Wash meat, pat dry with towels. Rub in a thin coating of the dry rub. Bring to room temperature for 2 hours. Prepare fire. I use lump oak charcoal and large hickory chunks mixed 50:50.(For more on preparing the fire, see end of blog). Cook over indirect heat at 210 degrees for 11-13 hours. Let the meat rest for at least 45 minutes once it is falling off the bone. Shred with two large salad forks removing any “greasy meat” and obvious pieces of fat- where I’m from we call that “clean BBQ”. I tear shreds that come to crisp ends by hand so that you don’t bite a piece of “outside crisp”, but rather have pencil thin sprinkle of brown meat at the end of the hand pulled chunks.

The Rub: A Memphis style dry rub?

  • 3 parts brown sugar
  • 2 parts garlic powder
  • 2 parts paprika
  • 1 part Kosher Salt
  • 1 part ground black pepper

The Sauce: “Papa’s Sauce”

  • Apple Cider Vinegar
  • Red Pepper Flakes
  • Salt
  • Brown Sugar
  • Black Pepper

I keep a gallon of this sauce in the pantry at all times and give it a good shake whenever I see it. No, I didn’t give the portions- not really a secret but I have always done it by feel and intuition. When the meat is pulled and shredded, I squirt a bit on it and toss the meat, but not an amount that would saturate it. I give a little shot more over the meat just before serving it. My boy’s call this Eastern Style Sauce “Papas” because that is what their granddad, my father-in-law, has used in his family for generations. *Note there is NO tomato sauce or catsup in this.

The Slaw: “Hot Slaw”, a recipe developed over time in our house.

  • 1/2 head of medium cabbage, shredded
  • 1/2 head of cabbage, dice the crisp white parts
  • 1/2 Vidalia Onion, diced
  • 1/2 Vidalia Onion, shredded (nearly pureed)
  • 4 stalks of celery, sliced into paper thin pieces
  • 1 fresh Red Hot Chili Pepper, finely diced- include seeds
  • 1 cup of Dukes Mayonnaise
  • 1 cup of my Papa’s BBQ sauce
  • 1/4 cup white sugar
  • 2 tablespoons of honey
  • Salt and black pepper

Whisk the Mayo and vinegar sauce. The stir in everything except for the cabbage to make the dressing. Stir in equal parts of the shredded and diced cabbage until the slaw is coated, but not drenched. It is spicy and the sauce is too.

The Sandwich.

Warm Pepperidge Farm Sweet Slider Rolls in the oven. Place meat, then a spoon full of sauce and a mound of slaw. Serve on a paper towel or a Chinet plate.

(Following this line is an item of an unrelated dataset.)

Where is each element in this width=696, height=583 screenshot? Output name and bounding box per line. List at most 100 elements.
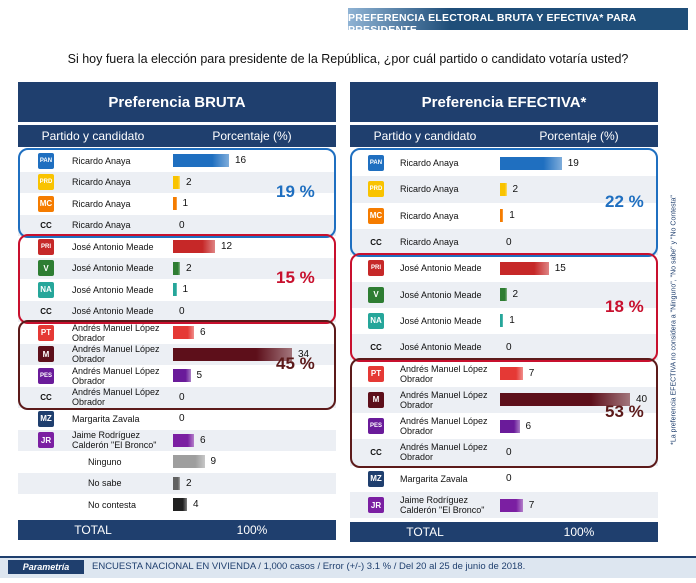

* We also like a thick, toasted piece of white bread in the summertime.

* Tomato sauce in the sauce just never became my thing, but a big slice of a homegrown tomato is great on this sandwich in the middle of summer!

 

How I prepare my fire.

Some BBQ guys would never give up their recipe. To me, no two BBQ preparations will be the same as long as a different pit is used and a different cook is manning it. I have cooked pork BBQ many ways, from whole hogs in the ground, to steel drum pits. I cook this recipe over and over, year end and year out in my extra large Big Green Egg. I would argue that even that BGE is unique. It is seasoned from nearly a decade of loving cooking with a deep black crust inside of it. It rests in a brick and soapstone bar in my back yard. If I moved and the new owner insisted on having this grill, I would buy him a new one and take mine.

When I start my fire, I make a pyramid of oak lump charcoal and large, dry hickory chucks. I ignite the fire with a benzene weed torch and let it burn until all of the coals have ashed over. I place a ceramic plate setter (baffle) under the grate to shield the meat from direct heat, reflect radiant heat, and serve as a platform for the juices to sizzle from. I place the meat on the grate fat side up and never turn it. I close the carburetors to cook at 210 degrees. Typically, I don’t have to make any adjustments to the airflow until the last hour or two. I just watch the thin blue smoke and smell the aroma all day.

* Roy is my little known and often “hidden”, God-given first name. It is my dad’s “real” name, his dad’s real name, and his dad’s real name too. Although we are Scots-Irish it means King in French. Not a bad name for a bunch of horse thieves. I have red hair and have been called a redneck a time or two also.